Minutiöse Arbeit: Jede einzelne Orgelpfeife wurde kontrolliert und perfekt intoniert. swissinfo.ch

Die Sixtina ist ein katholisches Heiligtum und das Herz der vatikanischen Museen. Dort hat der Schweizer Hermann Mathis sein jüngstes Meisterwerk zusammengesetzt.

swissinfo hat dem Orgelbauer eine Nacht beim Stimmen über die Schulter geschaut.

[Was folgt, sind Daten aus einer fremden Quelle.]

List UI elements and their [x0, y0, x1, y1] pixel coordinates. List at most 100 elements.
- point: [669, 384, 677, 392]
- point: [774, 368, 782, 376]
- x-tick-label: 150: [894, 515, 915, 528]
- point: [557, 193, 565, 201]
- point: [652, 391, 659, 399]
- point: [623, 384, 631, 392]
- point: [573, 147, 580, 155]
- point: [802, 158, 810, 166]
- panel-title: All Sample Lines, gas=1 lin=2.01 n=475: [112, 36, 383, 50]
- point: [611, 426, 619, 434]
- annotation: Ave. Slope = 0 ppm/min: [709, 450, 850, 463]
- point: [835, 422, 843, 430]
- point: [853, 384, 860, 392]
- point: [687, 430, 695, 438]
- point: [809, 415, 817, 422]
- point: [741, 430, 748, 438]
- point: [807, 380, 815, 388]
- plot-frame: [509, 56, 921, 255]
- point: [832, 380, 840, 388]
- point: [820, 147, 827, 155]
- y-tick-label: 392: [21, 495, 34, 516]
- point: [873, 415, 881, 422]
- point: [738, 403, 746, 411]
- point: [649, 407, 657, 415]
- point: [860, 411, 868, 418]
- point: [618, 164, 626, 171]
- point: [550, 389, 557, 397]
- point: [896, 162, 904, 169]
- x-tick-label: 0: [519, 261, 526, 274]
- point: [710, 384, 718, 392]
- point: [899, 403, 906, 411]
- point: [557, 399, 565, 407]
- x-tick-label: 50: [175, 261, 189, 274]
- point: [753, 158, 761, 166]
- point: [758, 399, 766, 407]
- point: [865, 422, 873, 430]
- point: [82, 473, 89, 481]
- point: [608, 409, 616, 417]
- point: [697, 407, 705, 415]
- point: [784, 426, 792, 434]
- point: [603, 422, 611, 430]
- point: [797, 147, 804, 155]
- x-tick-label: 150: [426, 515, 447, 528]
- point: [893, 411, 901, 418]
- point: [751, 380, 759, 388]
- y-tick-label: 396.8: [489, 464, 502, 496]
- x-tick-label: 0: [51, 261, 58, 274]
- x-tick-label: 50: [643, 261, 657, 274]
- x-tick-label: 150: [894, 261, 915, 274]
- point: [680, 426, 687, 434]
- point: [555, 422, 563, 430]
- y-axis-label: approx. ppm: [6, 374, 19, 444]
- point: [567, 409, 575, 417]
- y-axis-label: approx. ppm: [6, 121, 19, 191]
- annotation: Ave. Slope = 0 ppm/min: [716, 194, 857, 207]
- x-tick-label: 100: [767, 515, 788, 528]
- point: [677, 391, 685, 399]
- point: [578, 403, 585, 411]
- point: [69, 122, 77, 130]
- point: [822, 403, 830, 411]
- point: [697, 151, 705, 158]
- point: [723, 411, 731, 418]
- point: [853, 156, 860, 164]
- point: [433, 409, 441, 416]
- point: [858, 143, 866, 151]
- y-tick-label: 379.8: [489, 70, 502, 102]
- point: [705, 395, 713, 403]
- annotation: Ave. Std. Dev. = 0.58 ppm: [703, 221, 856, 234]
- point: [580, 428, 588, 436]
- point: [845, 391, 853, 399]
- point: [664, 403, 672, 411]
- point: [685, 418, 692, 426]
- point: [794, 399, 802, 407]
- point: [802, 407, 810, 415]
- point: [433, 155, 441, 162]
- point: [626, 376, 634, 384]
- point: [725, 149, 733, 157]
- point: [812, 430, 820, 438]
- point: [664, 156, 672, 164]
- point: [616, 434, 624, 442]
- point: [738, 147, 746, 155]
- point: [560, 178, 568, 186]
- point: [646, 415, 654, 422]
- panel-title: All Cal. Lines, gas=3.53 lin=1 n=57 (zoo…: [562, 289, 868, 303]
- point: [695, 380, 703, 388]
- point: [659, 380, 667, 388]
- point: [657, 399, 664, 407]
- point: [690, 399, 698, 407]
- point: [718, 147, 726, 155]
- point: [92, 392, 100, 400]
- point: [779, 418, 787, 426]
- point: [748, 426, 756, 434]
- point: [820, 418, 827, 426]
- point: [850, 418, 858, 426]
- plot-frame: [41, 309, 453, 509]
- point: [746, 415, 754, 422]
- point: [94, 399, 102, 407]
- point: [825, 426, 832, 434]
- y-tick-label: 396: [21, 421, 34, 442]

Nach fast zwei Jahren Vorbereitung sowie einigen Monaten Bauzeit und Montage ist die neue Orgel der Sixtinischen Kapelle in Rom bereit. Für das Instrument ist ein Platz am Längsschiff reserviert – unter den berühmten Fresken Michelangelos.

Die Sixtinische Kapelle wurde von Giovanni de’Dolci unter Papst Sixtus IV in den Jahren 1477 bis 1482 als päpstliche Hauskapelle erbaut. Das am 15. August 1483 der Jungfrau Maria geweihte Gotteshaus dient traditionsgemäss als zeremonielles Zentrum des Vatikans: Dort finden die Versammlungen der Kardinäle und das Konklave zur Wahl eines neuen Papstes statt und Hochämter werden gefeiert.

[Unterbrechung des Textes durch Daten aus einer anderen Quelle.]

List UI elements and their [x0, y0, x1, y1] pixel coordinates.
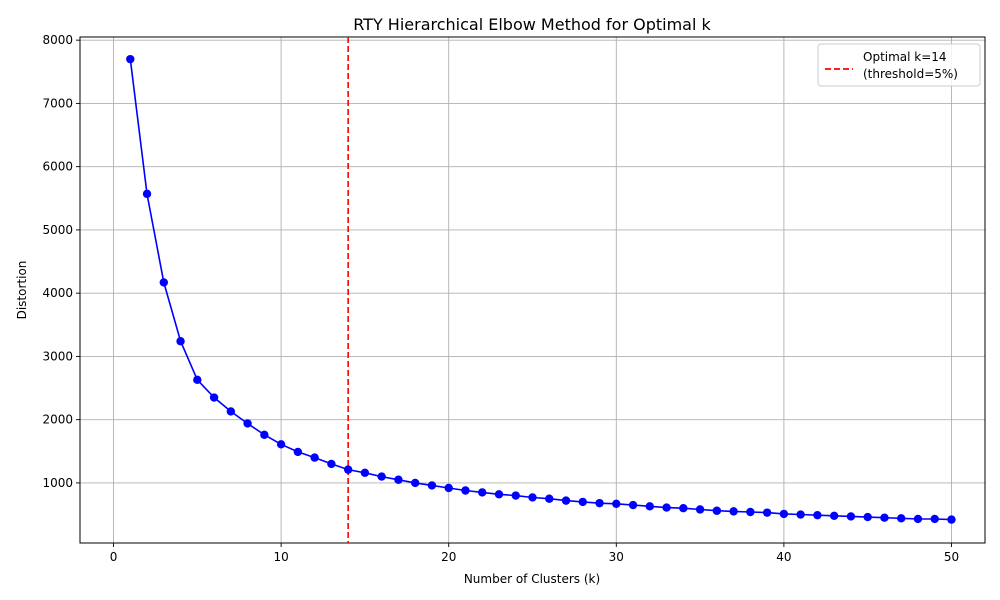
data-point — [343, 465, 353, 474]
distortion-line — [129, 59, 952, 521]
legend-label-line2: (threshold=5%) — [863, 67, 958, 81]
data-point — [293, 447, 303, 457]
legend-label-line1: Optimal k=14 — [863, 50, 947, 64]
x-tick-label: 10 — [273, 550, 288, 564]
data-point — [427, 481, 437, 490]
data-point — [561, 496, 571, 505]
data-point — [679, 504, 688, 513]
y-tick-label: 8000 — [42, 33, 73, 47]
data-point — [762, 508, 772, 517]
legend: Optimal k=14 (threshold=5%) — [817, 43, 981, 87]
axes-frame — [79, 36, 986, 544]
data-point — [880, 513, 889, 522]
data-point — [897, 514, 906, 523]
data-point — [712, 506, 722, 515]
data-point — [394, 475, 403, 484]
data-point — [846, 512, 856, 521]
legend-box — [817, 43, 981, 87]
data-point — [863, 512, 872, 522]
data-point — [913, 514, 923, 524]
data-point — [930, 514, 939, 524]
x-tick-label: 50 — [944, 550, 959, 564]
x-axis-label: Number of Clusters (k) — [464, 572, 600, 586]
data-point — [695, 505, 705, 514]
y-tick-label: 2000 — [42, 413, 73, 427]
data-point — [142, 189, 152, 199]
data-point — [226, 407, 236, 416]
data-point — [377, 472, 386, 481]
data-point — [410, 478, 420, 488]
x-tick-label: 30 — [609, 550, 624, 564]
data-point — [310, 453, 319, 462]
data-point — [779, 509, 789, 519]
grid-layer — [80, 37, 985, 543]
data-point — [595, 498, 604, 508]
y-tick-label: 4000 — [42, 286, 73, 300]
data-point — [176, 337, 185, 346]
data-point — [545, 494, 554, 503]
y-tick-label: 7000 — [42, 96, 73, 110]
chart-title: RTY Hierarchical Elbow Method for Optima… — [353, 15, 711, 34]
data-point — [612, 499, 621, 508]
x-tick-label: 0 — [110, 550, 118, 564]
y-tick-label: 1000 — [42, 476, 73, 490]
data-point — [159, 278, 168, 287]
data-point — [578, 497, 587, 507]
data-point — [628, 500, 638, 510]
x-tick-label: 40 — [776, 550, 791, 564]
data-point — [478, 488, 487, 497]
data-point — [729, 507, 738, 516]
data-point — [796, 510, 805, 519]
y-ticks: 1000 2000 3000 4000 5000 6000 7000 8000 — [42, 33, 80, 490]
y-axis-label: Distortion — [15, 261, 29, 320]
data-point — [645, 502, 655, 511]
data-point — [511, 491, 520, 500]
data-point — [746, 507, 755, 517]
data-point — [126, 54, 135, 64]
data-point — [947, 515, 956, 524]
data-point — [193, 375, 202, 385]
data-point — [528, 493, 537, 502]
y-tick-label: 6000 — [42, 160, 73, 174]
data-point — [360, 468, 370, 477]
data-point — [276, 440, 286, 449]
plot-area-border — [79, 36, 986, 544]
x-tick-label: 20 — [441, 550, 456, 564]
data-point — [461, 486, 470, 495]
data-point — [243, 419, 252, 428]
x-ticks: 0 10 20 30 40 50 — [110, 543, 959, 564]
y-tick-label: 3000 — [42, 349, 73, 363]
data-point — [494, 490, 504, 499]
data-point — [209, 393, 219, 402]
series-layer — [126, 54, 956, 524]
data-point — [327, 459, 336, 469]
data-point — [813, 510, 822, 520]
data-point — [829, 511, 839, 521]
data-point — [662, 503, 671, 512]
y-tick-label: 5000 — [42, 223, 73, 237]
data-point — [260, 430, 269, 440]
data-point — [444, 483, 453, 493]
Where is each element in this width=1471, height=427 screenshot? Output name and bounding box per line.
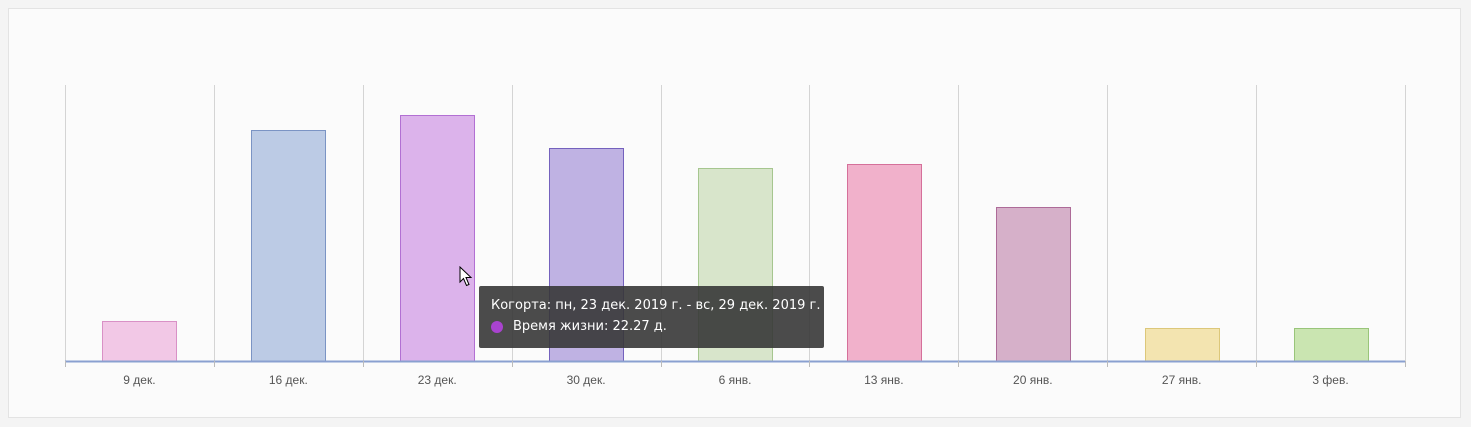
tooltip-cohort-row: Когорта: пн, 23 дек. 2019 г. - вс, 29 де…: [491, 295, 820, 316]
x-tick-label: 30 дек.: [567, 373, 606, 387]
mouse-pointer-icon: [459, 266, 473, 287]
x-tick-label: 13 янв.: [864, 373, 904, 387]
bar[interactable]: [1145, 328, 1220, 362]
bar[interactable]: [102, 321, 177, 362]
x-tick-label: 3 фев.: [1312, 373, 1348, 387]
tooltip-value-row: Время жизни: 22.27 д.: [491, 316, 812, 337]
bar[interactable]: [996, 207, 1071, 362]
x-axis: [65, 360, 1406, 367]
x-tick-label: 23 дек.: [418, 373, 457, 387]
x-tick-label: 20 янв.: [1013, 373, 1053, 387]
bar[interactable]: [251, 130, 326, 362]
tooltip-value: Время жизни: 22.27 д.: [513, 319, 667, 334]
tooltip-cohort: Когорта: пн, 23 дек. 2019 г. - вс, 29 де…: [491, 298, 821, 313]
x-tick-label: 6 янв.: [719, 373, 752, 387]
tooltip: Когорта: пн, 23 дек. 2019 г. - вс, 29 де…: [479, 286, 824, 348]
bar[interactable]: [847, 164, 922, 362]
x-tick-labels: 9 дек. 16 дек. 23 дек. 30 дек. 6 янв. 13 янв.…: [123, 373, 1348, 387]
x-tick-label: 27 янв.: [1162, 373, 1202, 387]
bar[interactable]: [400, 115, 475, 362]
series-dot-icon: [491, 320, 503, 333]
x-tick-label: 9 дек.: [123, 373, 155, 387]
bar[interactable]: [1294, 328, 1369, 362]
x-tick-label: 16 дек.: [269, 373, 308, 387]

Zur Ausgestaltung des Innenraums wurden die besten Künstler der damaligen Zeit engagiert. Die Seitenwände sind mit Fresken von Botticelli, Perugino und Ghirlandaio geschmückt. Die Decke und Ostwand mit dem jüngsten Gericht sind Meisterwerke von Michelangelo. Für den Orgelbauer Hermann Mathis und den Holzbildhauer Joseph Schibig war dieses Ambiente eine echte Herausforderung.

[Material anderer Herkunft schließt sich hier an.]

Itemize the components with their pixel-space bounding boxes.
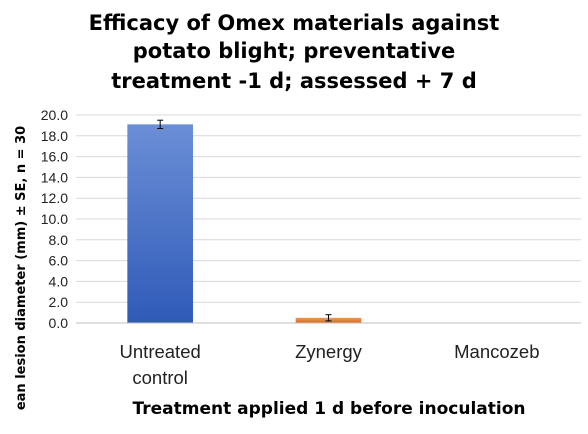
y-tick-label: 10.0 <box>41 211 68 227</box>
y-tick-label: 14.0 <box>41 169 68 185</box>
chart-title-line-3: treatment -1 d; assessed + 7 d <box>111 69 477 93</box>
y-tick-label: 16.0 <box>41 149 68 165</box>
y-tick-label: 0.0 <box>49 315 69 331</box>
x-category-label: Zynergy <box>295 341 363 362</box>
y-tick-label: 6.0 <box>49 253 69 269</box>
x-category-label: control <box>132 367 188 388</box>
x-axis-category-labels: Untreated control Zynergy Mancozeb <box>120 341 540 388</box>
y-tick-label: 20.0 <box>41 107 68 123</box>
y-tick-label: 2.0 <box>49 294 69 310</box>
chart-title-line-2: potato blight; preventative <box>133 39 456 63</box>
y-axis-tick-labels: 0.0 2.0 4.0 6.0 8.0 10.0 12.0 14.0 16.0 18.0 20.0 <box>41 107 68 331</box>
y-tick-label: 18.0 <box>41 128 68 144</box>
error-bar-1 <box>325 314 332 322</box>
error-bar-0 <box>157 119 164 130</box>
error-bars <box>157 119 332 322</box>
x-category-label: Untreated <box>120 341 201 362</box>
x-category-label: Mancozeb <box>454 341 539 362</box>
bars <box>127 124 362 323</box>
x-axis-title: Treatment applied 1 d before inoculation <box>133 399 526 419</box>
y-axis-title: ean lesion diameter (mm) ± SE, n = 30 <box>14 126 29 410</box>
bar-0 <box>127 124 193 323</box>
chart-title-line-1: Efficacy of Omex materials against <box>89 11 500 35</box>
y-tick-label: 4.0 <box>49 273 69 289</box>
y-tick-label: 8.0 <box>49 232 69 248</box>
y-tick-label: 12.0 <box>41 190 68 206</box>
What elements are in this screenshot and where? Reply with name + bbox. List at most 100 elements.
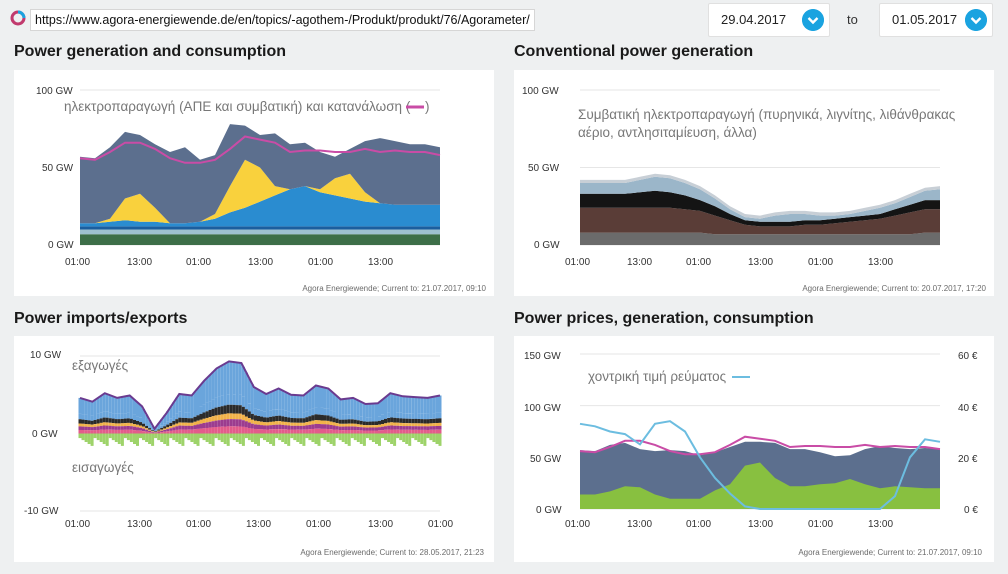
export-bar-segment [359, 424, 363, 428]
export-bar-segment [241, 366, 245, 397]
export-bar-segment [356, 430, 360, 434]
export-bar-segment [350, 423, 354, 427]
import-bar [368, 433, 372, 441]
y-tick-label: 150 GW [524, 351, 561, 362]
export-bar-segment [238, 405, 242, 414]
import-bar [317, 433, 321, 446]
export-bar-segment [299, 395, 303, 413]
export-bar-segment [175, 423, 179, 427]
export-bar-segment [169, 430, 173, 434]
export-bar-segment [196, 420, 200, 425]
export-bar-segment [408, 413, 412, 419]
export-bar-segment [390, 393, 394, 412]
export-bar-segment [420, 423, 424, 427]
export-bar-segment [166, 421, 170, 425]
export-bar-segment [102, 417, 106, 423]
area-lignite [580, 190, 940, 227]
export-bar-segment [96, 423, 100, 427]
export-bar-segment [287, 393, 291, 412]
export-bar-segment [90, 430, 94, 434]
export-bar-segment [405, 396, 409, 414]
export-bar-segment [384, 426, 387, 430]
export-bar-segment [293, 395, 297, 413]
conventional-generation-chart: 100 GW 50 GW 0 GW 01:00 13:00 01:00 13:0… [522, 86, 987, 293]
export-bar-segment [123, 426, 127, 430]
export-bar-segment [166, 431, 170, 434]
export-bar-segment [353, 414, 357, 420]
export-bar-segment [84, 424, 88, 427]
export-bar-segment [196, 408, 200, 416]
export-bar-segment [223, 363, 227, 395]
export-bar-segment [81, 430, 85, 434]
export-bar-segment [111, 396, 115, 414]
url-field[interactable]: https://www.agora-energiewende.de/en/top… [30, 9, 535, 31]
export-bar-segment [432, 426, 436, 430]
export-bar-segment [223, 413, 227, 420]
import-bar [208, 433, 212, 444]
export-bar-segment [384, 418, 387, 424]
export-bar-segment [102, 422, 106, 426]
export-bar-segment [247, 378, 251, 404]
export-bar-segment [347, 430, 351, 434]
export-bar-segment [278, 421, 282, 425]
export-bar-segment [390, 422, 394, 426]
export-bar-segment [184, 412, 188, 418]
export-bar-segment [408, 426, 412, 430]
export-bar-segment [160, 430, 164, 433]
export-bar-segment [114, 419, 118, 424]
import-bar [145, 433, 149, 442]
export-bar-segment [139, 417, 142, 423]
export-bar-segment [371, 425, 375, 428]
export-bar-segment [432, 418, 436, 424]
export-bar-segment [381, 414, 384, 420]
chevron-down-icon[interactable] [802, 9, 824, 31]
import-bar [105, 433, 109, 446]
import-bar [341, 433, 345, 442]
export-bar-segment [359, 420, 363, 425]
export-bar-segment [402, 426, 406, 430]
export-bar-segment [438, 395, 442, 413]
export-bar-segment [145, 428, 149, 430]
chevron-down-icon[interactable] [965, 9, 987, 31]
export-bar-segment [250, 419, 254, 424]
export-bar-segment [365, 430, 369, 434]
export-bar-segment [151, 430, 155, 432]
export-bar-segment [429, 419, 433, 424]
agora-logo-icon [10, 10, 26, 26]
import-bar [420, 433, 424, 444]
import-bar [257, 433, 260, 446]
export-bar-segment [396, 425, 400, 430]
export-bar-segment [381, 426, 384, 431]
import-bar [108, 433, 112, 439]
export-bar-segment [169, 428, 173, 431]
export-bar-segment [160, 425, 164, 428]
export-bar-segment [226, 361, 230, 394]
export-bar-segment [402, 429, 406, 434]
area-solar [80, 159, 440, 224]
export-bar-segment [120, 396, 124, 414]
export-bar-segment [145, 425, 149, 429]
export-bar-segment [305, 425, 309, 430]
export-bar-segment [193, 391, 197, 411]
export-bar-segment [139, 430, 142, 434]
export-bar-segment [396, 418, 400, 423]
export-bar-segment [414, 426, 418, 430]
export-bar-segment [238, 394, 242, 406]
export-bar-segment [178, 422, 182, 426]
export-bar-segment [435, 412, 439, 419]
export-bar-segment [199, 423, 203, 429]
export-bar-segment [142, 420, 145, 424]
export-bar-segment [402, 413, 406, 419]
date-to-select[interactable]: 01.05.2017 [879, 3, 993, 37]
export-bar-segment [220, 365, 224, 396]
export-bar-segment [438, 418, 442, 423]
export-bar-segment [193, 429, 197, 434]
import-bar [244, 433, 248, 439]
export-bar-segment [323, 428, 327, 434]
import-bar [299, 433, 303, 444]
export-bar-segment [199, 384, 203, 407]
date-from-select[interactable]: 29.04.2017 [708, 3, 830, 37]
export-bar-segment [350, 398, 354, 414]
date-range-separator: to [847, 12, 858, 27]
export-bar-segment [178, 425, 182, 430]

Die Konfrontation mit den Meistern der Kunstgeschichte war keineswegs einfach. Aber das Ergebnis in edlem Nussbaumholz lässt sich sehen. Die Verzierungen an der Orgel spielen direkt auf Motive in den Fresken an.

Eine biblische Akustik

Während des Tages bildet die Sixtinische Kapelle das Herz der Vatikanischen Museen. Abertausende von Besuchern ziehen hier durch – den Kopf immer nach oben gerichtet -, um die Meisterwerke der Malerei zu bestaunen. Die Geräuschkulisse ist fast unerträglich.

Erst gegen sieben Uhr abends hört der Besucherstrom auf, kehren Ruhe und Frieden im Vatikan ein. Es ist genau der Moment, in dem für Mathis und seinen Assistenten die Arbeit beginnt.

Der Kirchenraum hallt leer. Aber Mathis sorgt sich nicht: «Die Proportionen dieses Saales ermöglichen eine perfekte Akustik.» Es sind biblische Proportionen, ganz in Analogie zum historischen Tempel des Salomon in Jerusalem: Die Breite entspricht der halben Höhe und einem Drittel der Länge.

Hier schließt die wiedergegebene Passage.